Souvenirs de rencontres multiples avec Ronit. Les premières, à l’Espace Rachi. Elle arrivait à Paris, frais émoulue, mais avec une rage de vaincre, de réussir, de se hisser au rang des plus grands. Elle n’avait pas choisi la facilité. Elle arrivait tous les soirs, blaguait un peu avec nous, et s’imposait une discipline très stricte. Elle « gueulait » son texte sur Martha Graham, qu’elle irait jouer plus tard à Avignon, se battait avec les mots, suait sang et eau, arrachait chaque scène avec les dents. Elle était inouïe de volonté toute entière tendue, inquiète, tourmentée, jamais au calme. Parmi les dernières entrevues, celle d’une visite à Paris, aux côtés d’un de ses frères, scientifique de renom, spécialiste dans le domaine du cerveau dont elle voulait soutenir les recherches. Elle était heureuse de retrouver un membre de sa fratrie et considérait qu’ils faisaient un peu la même chose, étaient engagés dans une semblable quête, avec un sentiment de sacerdoce. Le cinéma, pour elle, nous a-t-elle dit, n’était pas le rêve d’une petite fille. « La vie m’ayant attrapé avec autant de force dans cet univers, je pense qu’il n’y a pas de hasard, qu’en ce qui me concerne, c’était écrit ! ». Souvenirs encore de conversations téléphoniques. Sa voix rauque, enveloppante. Son sourire un peu triste les derniers temps, et l’absence des grands éclats de rire de ses débuts. La manière dont elle s’était retirée sur la pointe des pieds pour ne pas laisser deviner le mal qui la rongeait et qui allait l’emporter.

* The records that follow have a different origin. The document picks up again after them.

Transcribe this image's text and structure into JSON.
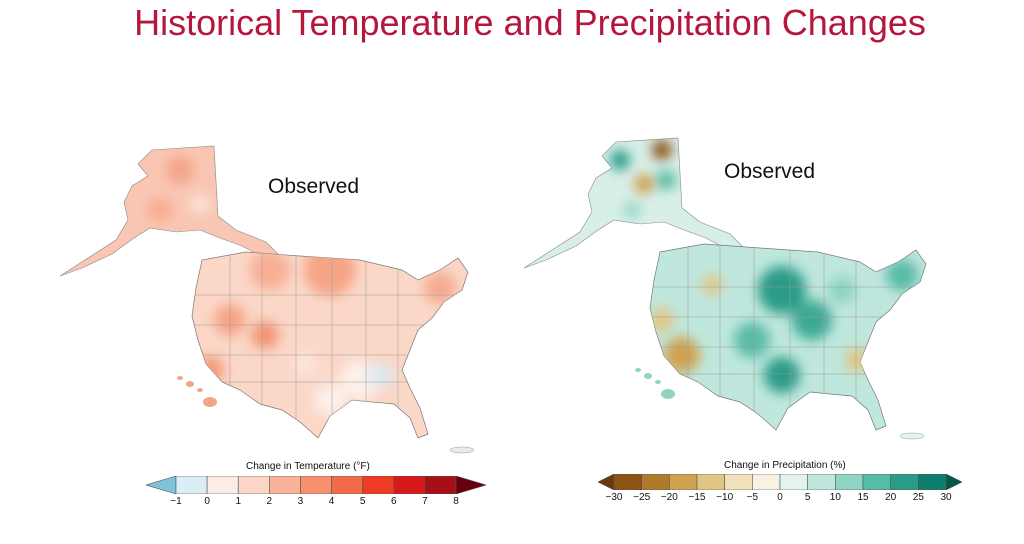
{
  "title": "Historical Temperature and Precipitation Changes",
  "panels": [
    {
      "id": "temperature",
      "label": "Observed",
      "legend": {
        "title": "Change in Temperature (°F)",
        "ticks": [
          "−1",
          "0",
          "1",
          "2",
          "3",
          "4",
          "5",
          "6",
          "7",
          "8"
        ],
        "colors": [
          "#7fc3d8",
          "#dceef5",
          "#fbece6",
          "#fbd5c5",
          "#f9b19a",
          "#f6906f",
          "#f36a48",
          "#ef3b23",
          "#d7191c",
          "#a50f15",
          "#67000d"
        ]
      }
    },
    {
      "id": "precipitation",
      "label": "Observed",
      "legend": {
        "title": "Change in Precipitation (%)",
        "ticks": [
          "−30",
          "−25",
          "−20",
          "−15",
          "−10",
          "−5",
          "0",
          "5",
          "10",
          "15",
          "20",
          "25",
          "30"
        ],
        "colors": [
          "#6b3a0a",
          "#8c5314",
          "#b07a2b",
          "#cfa24f",
          "#e2c584",
          "#f1e1bb",
          "#f8f2e3",
          "#e3f3ef",
          "#bfe7dd",
          "#8fd4c3",
          "#58bba6",
          "#2b9b87",
          "#0f7d6b",
          "#00574a"
        ]
      }
    }
  ]
}
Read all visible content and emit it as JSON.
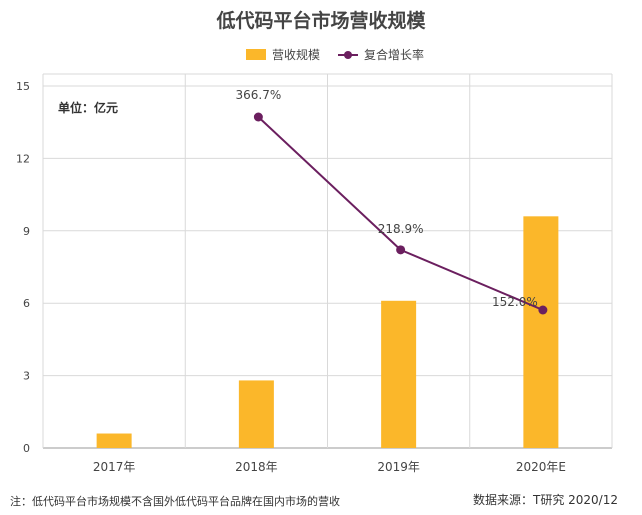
{
  "title": "低代码平台市场营收规模",
  "legend": {
    "bar_label": "营收规模",
    "line_label": "复合增长率"
  },
  "unit_label": "单位：亿元",
  "note": "注：低代码平台市场规模不含国外低代码平台品牌在国内市场的营收",
  "source": "数据来源：T研究 2020/12",
  "colors": {
    "bar": "#fbb72a",
    "line": "#6b1f5f",
    "grid": "#d9d9d9",
    "axis": "#999999"
  },
  "chart_data": {
    "type": "bar",
    "categories": [
      "2017年",
      "2018年",
      "2019年",
      "2020年E"
    ],
    "series": [
      {
        "name": "营收规模",
        "type": "bar",
        "values": [
          0.6,
          2.8,
          6.1,
          9.6
        ]
      },
      {
        "name": "复合增长率",
        "type": "line",
        "values": [
          null,
          366.7,
          218.9,
          152.0
        ],
        "labels": [
          "",
          "366.7%",
          "218.9%",
          "152.0%"
        ]
      }
    ],
    "ylim": [
      0,
      15
    ],
    "yticks": [
      "0",
      "3",
      "6",
      "9",
      "12",
      "15"
    ],
    "xlabel": "",
    "ylabel": "",
    "grid": true,
    "legend_position": "top-center"
  }
}
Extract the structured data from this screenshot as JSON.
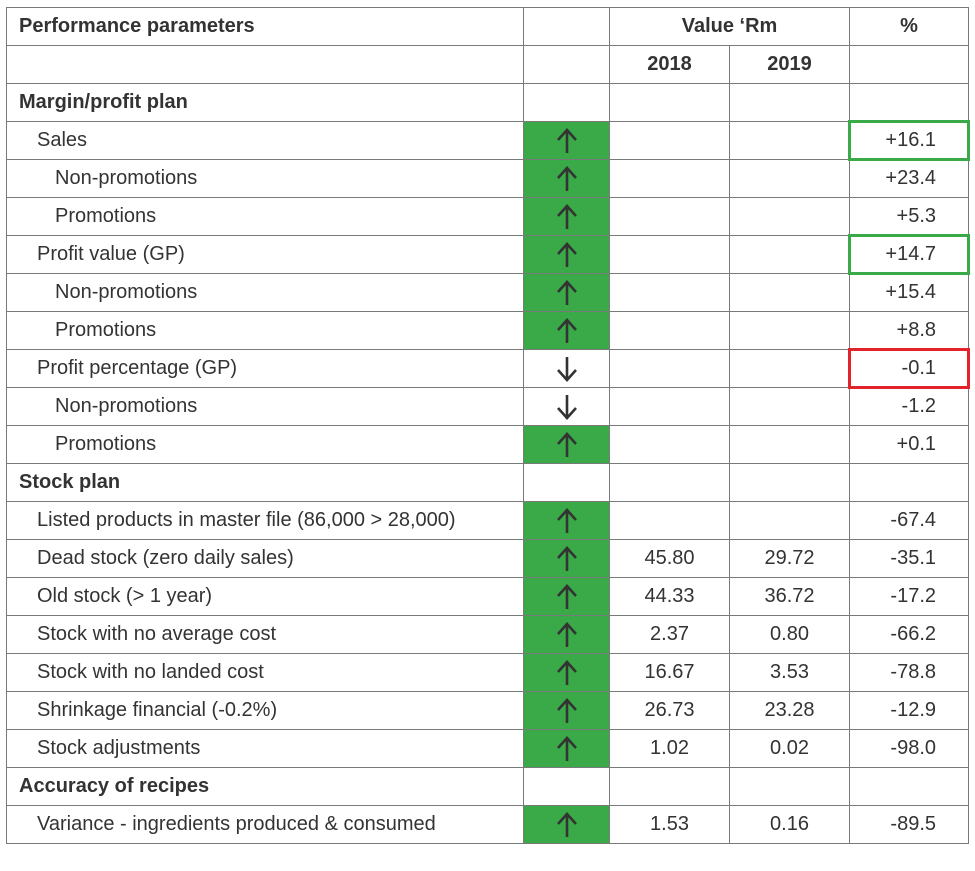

Elle avait joué Martha Graham, malade et alcoolique. Viviane Amsellem, femme libre et entière. Une mère divorcée et amante passionnée dans Mariage tardif, une prostituée mère d’une adolescente de 17 ans dans Mon trésor, une tenancière d’un bar-restaurant dans La visite de la fanfare. Elle n’aura cessé d’incarner des personnages de femme complexe, et d’interroger la société israélienne sur son côté patriarcal, ses archaïsmes, ses pesanteurs… Et la France aura représenté pour elle le lieu d’une seconde naissance. Elle est arrivée un beau matin, a fait un stage chez Ariane Mnouchkine, un tour du côté d’Avignon, avant de se retrouver aux côtés des plus grands, André Téchiné, Fanny Ardant, Catherine Deneuve, Pascal Elbé, Brigitte Sy… Elle avait le projet de jouer Maria Callas. Ce devait être son dernier rôle, celui d’une femme qui lui ressemble, ardente, lumineuse, et dont la vie fut aussi brève que la sienne.
Nous avons voulu, dans ce numéro lui rendre l’hommage qu’elle mérite. Et quel meilleur hommage que d’associer à son nom le renouveau d’un cinéma israélien en pleine effervescence et qui lui doit tant ? Elle était le symbole de ce renouveau. Ce cinéma continuera de tracer sa route, nul n’en doute. Mais il lui manquera quelque chose qu’elle incarnait mieux que personne. Ce mélange particulier de grâce, de profondeur et d’irrévérence qui n’appartenaient qu’à elle.
Salut à toi, Ronit ! Que les étoiles du ciel qui te reçoivent te fassent bon accueil, et qu’elles sachent combien tu étais rare !
Shlomo Malka
Quelle belle idee que de lui consacrer un espace à sa mesure. Elle est la plus grosse perte artistique et humainement je l’adorais pour son talent, son audace, sa force de caractère. On n’a pas encore assez parlé de ce qu’elle nous laisse en héritage. Tous ces sujets forts qu’elle aborda, seule ou avec son frere.